The primary sources of sea-based pollution of the marine environment in Ghana are discharges of untreated wastes from ships and residual oil in ballast waters from oil tankers. Land-based sources of pollution include waste from industries, agriculture, and settlements along the coast. The main producers of industrial waste are the textile and food processing industries and the petroleum refineries. However, the most common forms of pollution - faecal waste and refuse - are from domestic sources. Refuse and human waste is dumped directly on beaches and is washed into the sea and later deposited on beaches elsewhere. These poor sanitary practices contribute to health problems and the degradation of the coastal environment. There is also a decrease in the aesthetic value of the coastal environment, which seems the major draw for the foreign tourists. Poor sanitation and pollution from domestic sources are perhaps the most widespread and pervasive of all the problems affecting the coastal zone of Ghana.

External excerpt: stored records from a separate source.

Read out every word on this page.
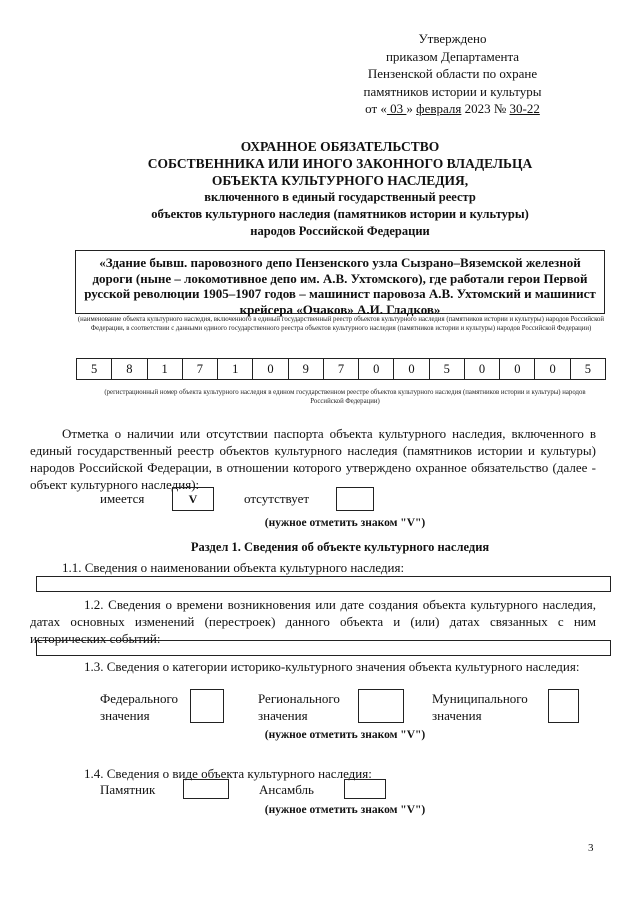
Утверждено
приказом Департамента
Пензенской области по охране
памятников истории и культуры
от « 03 » февраля 2023 № 30-22
ОХРАННОЕ ОБЯЗАТЕЛЬСТВО
СОБСТВЕННИКА ИЛИ ИНОГО ЗАКОННОГО ВЛАДЕЛЬЦА
ОБЪЕКТА КУЛЬТУРНОГО НАСЛЕДИЯ,
включенного в единый государственный реестр
объектов культурного наследия (памятников истории и культуры)
народов Российской Федерации
«Здание бывш. паровозного депо Пензенского узла Сызрано–Вяземской железной дороги (ныне – локомотивное депо им. А.В. Ухтомского), где работали герои Первой русской революции 1905–1907 годов – машинист паровоза А.В. Ухтомский и машинист крейсера «Очаков» А.И. Гладков»
(наименование объекта культурного наследия, включенного в единый государственный реестр объектов культурного наследия (памятников истории и культуры) народов Российской Федерации, в соответствии с данными единого государственного реестра объектов культурного наследия (памятников истории и культуры) народов Российской Федерации)
5	8	1	7	1	0	9	7	0	0	5	0	0	0	5
(регистрационный номер объекта культурного наследия в едином государственном реестре объектов культурного наследия (памятников истории и культуры) народов Российской Федерации)
Отметка о наличии или отсутствии паспорта объекта культурного наследия, включенного в единый государственный реестр объектов культурного наследия (памятников истории и культуры) народов Российской Федерации, в отношении которого утверждено охранное обязательство (далее - объект культурного наследия):
имеется	V	отсутствует
(нужное отметить знаком "V")
Раздел 1. Сведения об объекте культурного наследия
1.1. Сведения о наименовании объекта культурного наследия:
1.2. Сведения о времени возникновения или дате создания объекта культурного наследия, датах основных изменений (перестроек) данного объекта и (или) датах связанных с ним исторических событий:
1.3. Сведения о категории историко-культурного значения объекта культурного наследия:
Федерального
значения
Регионального
значения
Муниципального
значения
(нужное отметить знаком "V")
1.4. Сведения о виде объекта культурного наследия:
Памятник	Ансамбль
(нужное отметить знаком "V")
3
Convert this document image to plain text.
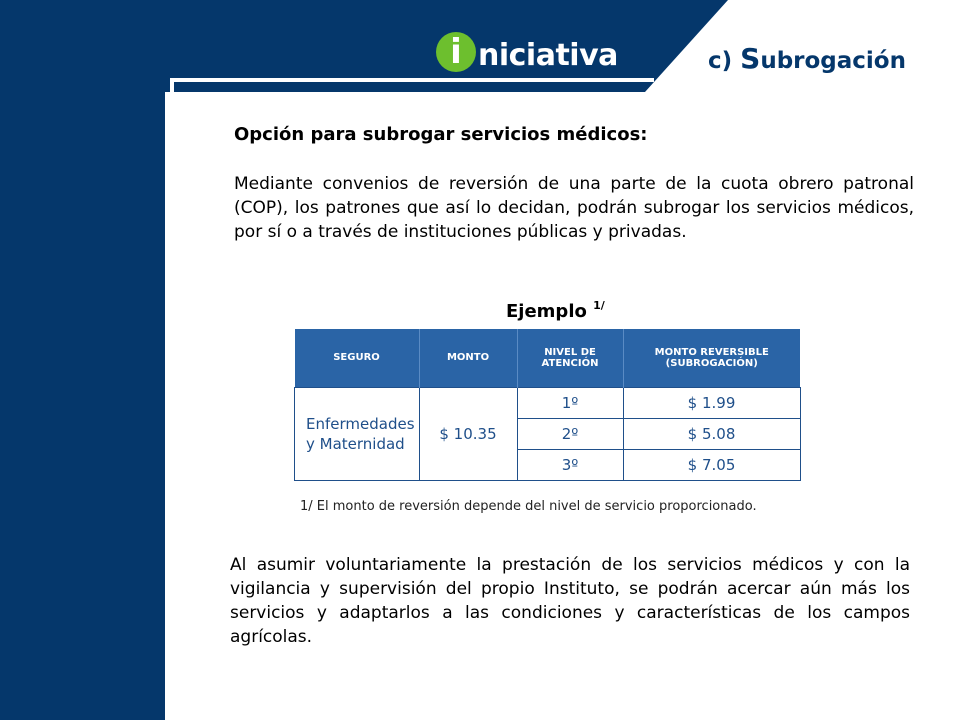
i niciativa	c) Subrogación
Opción para subrogar servicios médicos:
Mediante convenios de reversión de una parte de la cuota obrero patronal (COP), los patrones que así lo decidan, podrán subrogar los servicios médicos, por sí o a través de instituciones públicas y privadas.
Ejemplo $^{1/}$
SEGURO	MONTO	NIVEL DE ATENCIÓN	MONTO REVERSIBLE (SUBROGACIÓN)
Enfermedades y Maternidad	$ 10.35	1º	$ 1.99
		2º	$ 5.08
		3º	$ 7.05
1/ El monto de reversión depende del nivel de servicio proporcionado.
Al asumir voluntariamente la prestación de los servicios médicos y con la vigilancia y supervisión del propio Instituto, se podrán acercar aún más los servicios y adaptarlos a las condiciones y características de los campos agrícolas.
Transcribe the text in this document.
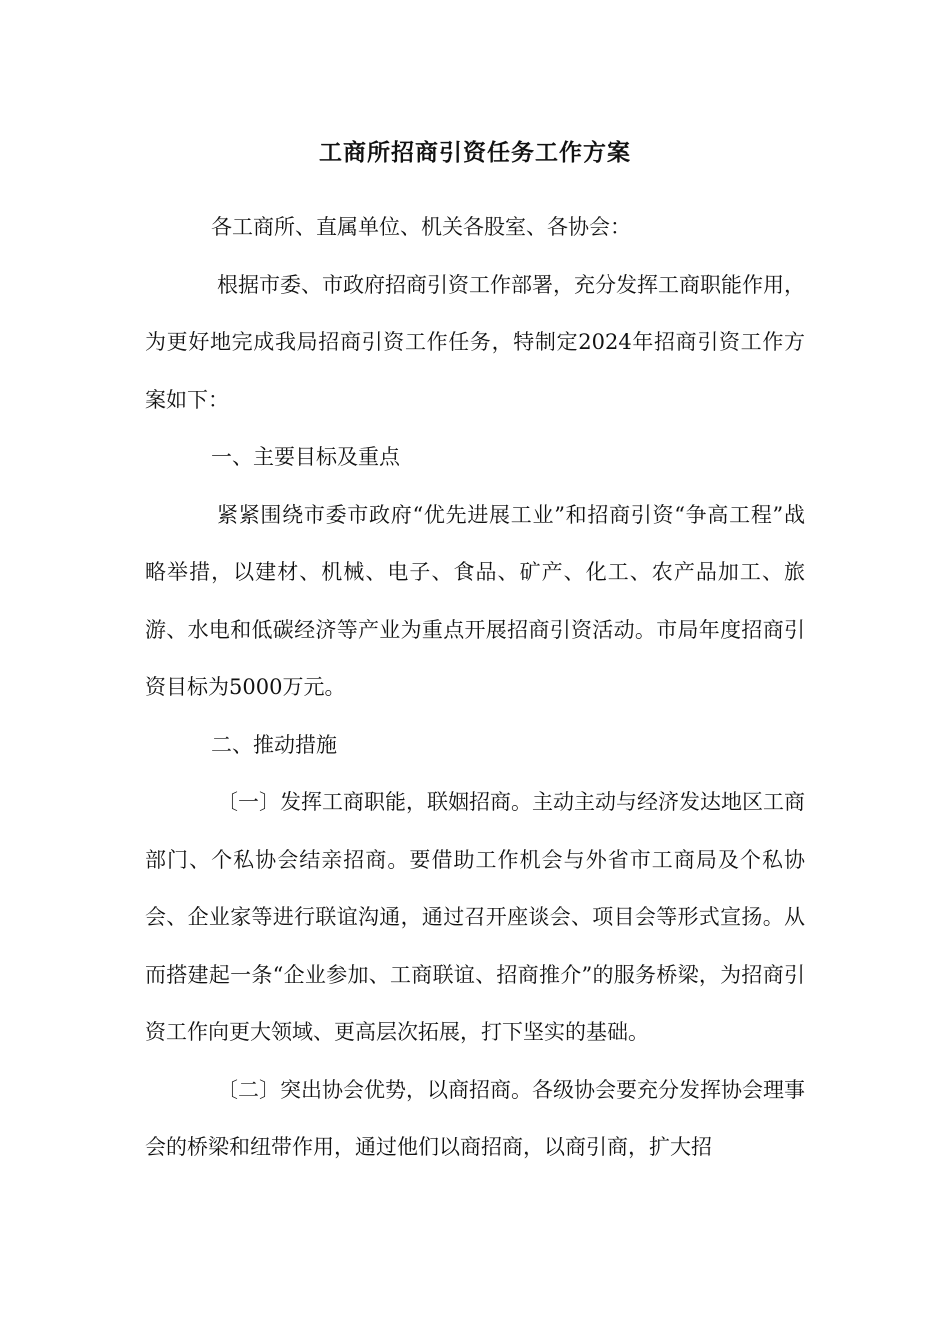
工商所招商引资任务工作方案

各工商所、直属单位、机关各股室、各协会：

根据市委、市政府招商引资工作部署，充分发挥工商职能作用，为更好地完成我局招商引资工作任务，特制定2024年招商引资工作方案如下：

一、主要目标及重点

紧紧围绕市委市政府“优先进展工业”和招商引资“争高工程”战略举措，以建材、机械、电子、食品、矿产、化工、农产品加工、旅游、水电和低碳经济等产业为重点开展招商引资活动。市局年度招商引资目标为5000万元。

二、推动措施

〔一〕发挥工商职能，联姻招商。主动主动与经济发达地区工商部门、个私协会结亲招商。要借助工作机会与外省市工商局及个私协会、企业家等进行联谊沟通，通过召开座谈会、项目会等形式宣扬。从而搭建起一条“企业参加、工商联谊、招商推介”的服务桥梁，为招商引资工作向更大领域、更高层次拓展，打下坚实的基础。

〔二〕突出协会优势，以商招商。各级协会要充分发挥协会理事会的桥梁和纽带作用，通过他们以商招商，以商引商，扩大招
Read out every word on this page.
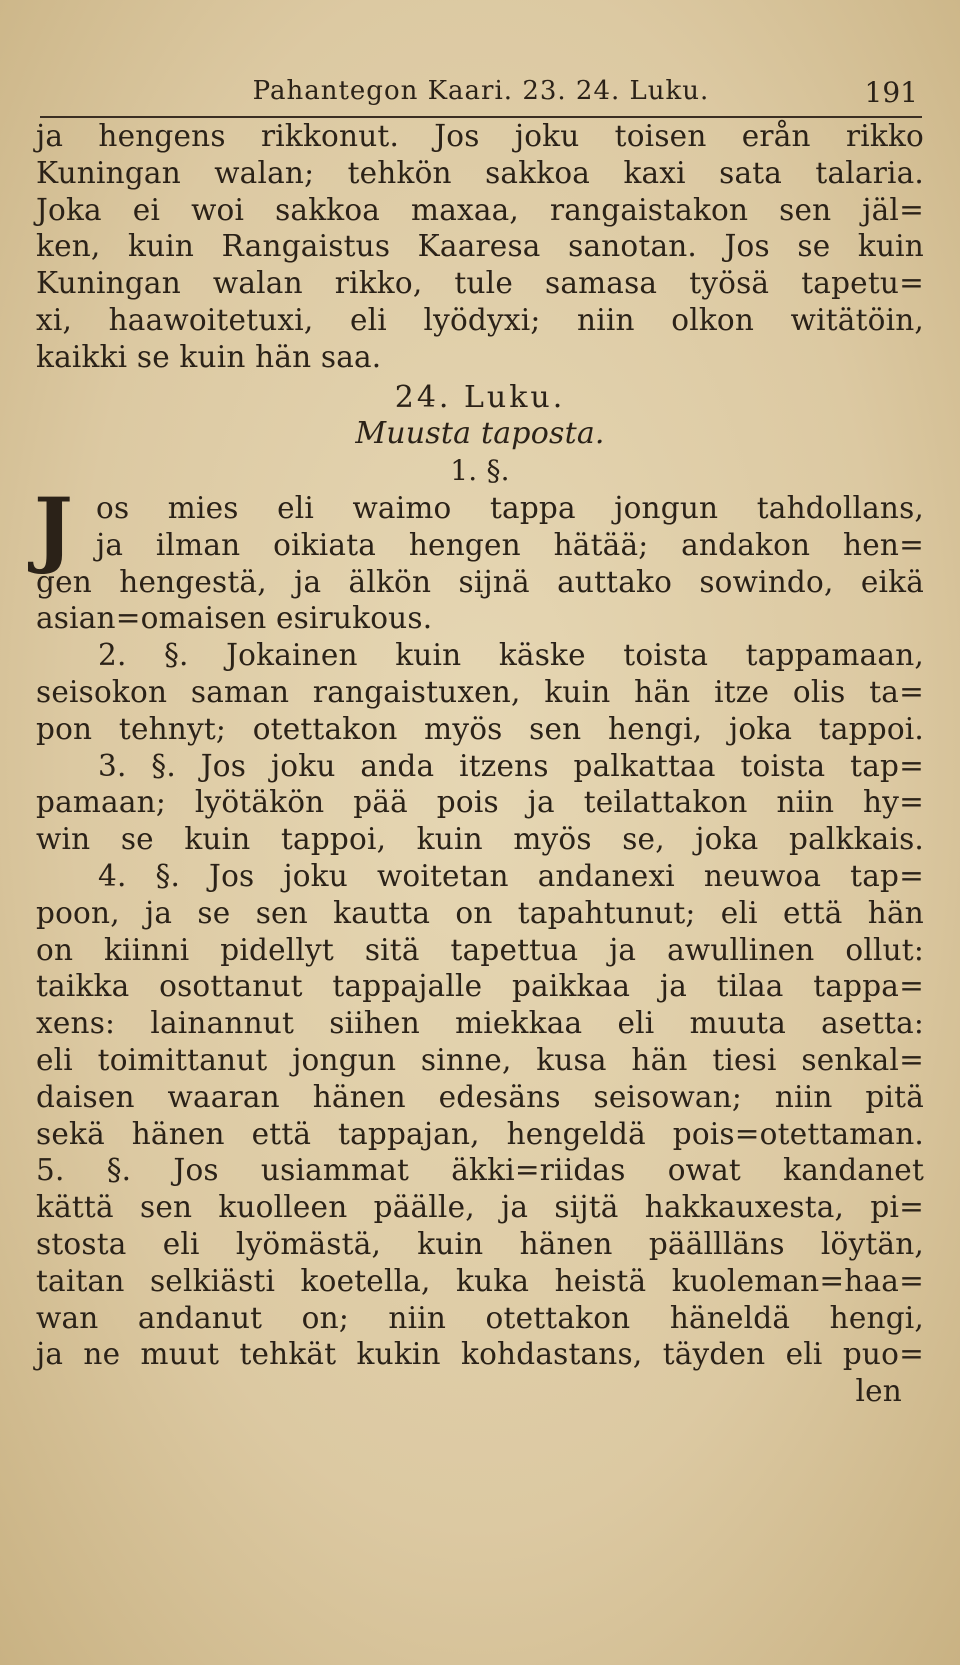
Pahantegon Kaari. 23. 24. Luku.	191
ja hengens rikkonut. Jos joku toisen erån rikko
Kuningan walan; tehkön sakkoa kaxi sata talaria.
Joka ei woi sakkoa maxaa, rangaistakon sen jäl=
ken, kuin Rangaistus Kaaresa sanotan. Jos se kuin
Kuningan walan rikko, tule samasa työsä tapetu=
xi, haawoitetuxi, eli lyödyxi; niin olkon witätöin,
kaikki se kuin hän saa.
24. Luku.
Muusta taposta.
1. §.
J os mies eli waimo tappa jongun tahdollans,
ja ilman oikiata hengen hätää; andakon hen=
gen hengestä, ja älkön sijnä auttako sowindo, eikä
asian=omaisen esirukous.
2. §. Jokainen kuin käske toista tappamaan,
seisokon saman rangaistuxen, kuin hän itze olis ta=
pon tehnyt; otettakon myös sen hengi, joka tappoi.
3. §. Jos joku anda itzens palkattaa toista tap=
pamaan; lyötäkön pää pois ja teilattakon niin hy=
win se kuin tappoi, kuin myös se, joka palkkais.
4. §. Jos joku woitetan andanexi neuwoa tap=
poon, ja se sen kautta on tapahtunut; eli että hän
on kiinni pidellyt sitä tapettua ja awullinen ollut:
taikka osottanut tappajalle paikkaa ja tilaa tappa=
xens: lainannut siihen miekkaa eli muuta asetta:
eli toimittanut jongun sinne, kusa hän tiesi senkal=
daisen waaran hänen edesäns seisowan; niin pitä
sekä hänen että tappajan, hengeldä pois=otettaman.
5. §. Jos usiammat äkki=riidas owat kandanet
kättä sen kuolleen päälle, ja sijtä hakkauxesta, pi=
stosta eli lyömästä, kuin hänen päällläns löytän,
taitan selkiästi koetella, kuka heistä kuoleman=haa=
wan andanut on; niin otettakon häneldä hengi,
ja ne muut tehkät kukin kohdastans, täyden eli puo=
len
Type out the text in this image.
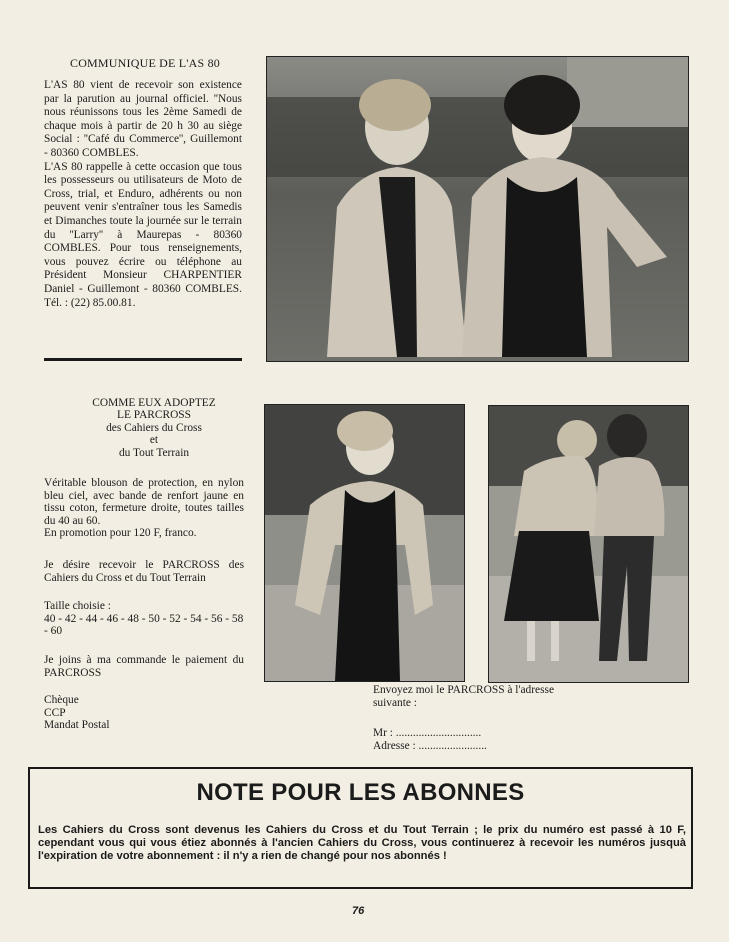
COMMUNIQUE DE L'AS 80

L'AS 80 vient de recevoir son existence par la parution au journal officiel. ''Nous nous réunissons tous les 2ème Samedi de chaque mois à partir de 20 h 30 au siège Social : ''Café du Commerce'', Guillemont - 80360 COMBLES.

L'AS 80 rappelle à cette occasion que tous les possesseurs ou utilisateurs de Moto de Cross, trial, et Enduro, adhérents ou non peuvent venir s'entraîner tous les Samedis et Dimanches toute la journée sur le terrain du ''Larry'' à Maurepas - 80360 COMBLES. Pour tous renseignements, vous pouvez écrire ou téléphone au Président Monsieur CHARPENTIER Daniel - Guillemont - 80360 COMBLES. Tél. : (22) 85.00.81.

COMME EUX ADOPTEZ
LE PARCROSS
des Cahiers du Cross
et
du Tout Terrain

Véritable blouson de protection, en nylon bleu ciel, avec bande de renfort jaune en tissu coton, fermeture droite, toutes tailles du 40 au 60.

En promotion pour 120 F, franco.

Je désire recevoir le PARCROSS des Cahiers du Cross et du Tout Terrain

Taille choisie :

40 - 42 - 44 - 46 - 48 - 50 - 52 - 54 - 56 - 58 - 60

Je joins à ma commande le paiement du PARCROSS

Chèque

CCP

Mandat Postal

Envoyez moi le PARCROSS à l'adresse suivante :
Mr : ..............................
Adresse : ........................
NOTE POUR LES ABONNES
Les Cahiers du Cross sont devenus les Cahiers du Cross et du Tout Terrain ; le prix du numéro est passé à 10 F, cependant vous qui vous étiez abonnés à l'ancien Cahiers du Cross, vous continuerez à recevoir les numéros jusquà l'expiration de votre abonnement : il n'y a rien de changé pour nos abonnés !
76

Making the Link - Women, Coastal Pollution and Health
Though the links between human health and pollution have long been recognized, the health impacts of exposure to pollution and poor sanitation cannot be generalised. The issues of coastal pollution given above affect both men and women, but there is an abundance of evidence indicating that rural coastal women are among the most affected groups. As managers of natural resources, food providers and caregivers for other family members, women interact most closely with the biophysical environment to enable them to provide the basic needs of water, food and energy. In addition, they depend on available natural resources for augmenting their families' diets and income. Thus any deterioration in environmental resources as a result of pollution not only creates hardships and difficulties but impacts adversely on women's health and their ability to deliver care to their families.
The Situation Among Women in Ada-Foah
In Ada-Foah, a coastal community in the Greater Accra Region of Ghana, environmental health hazards facing women have been more of "traditional" hazards arising from their daily activities and natural phenomena. However, with globalisation and industrialisation, "modern" hazards such as chemical pollution and natural resource depletion are impacting the health of these women. As they go through the day, they carry out various activities such as searching for water and fuel wood, cooking, growing food, processing and marketing of fish, all of which bring them into close contact with the environment. These activities also expose women to various forms of pollution and health hazards, many of which go unnoticed by the women themselves.
In 2000, only 40 percent of the rural population had access to safe water in Ghana. Many rural communities like Ada-Foah lack potable water. …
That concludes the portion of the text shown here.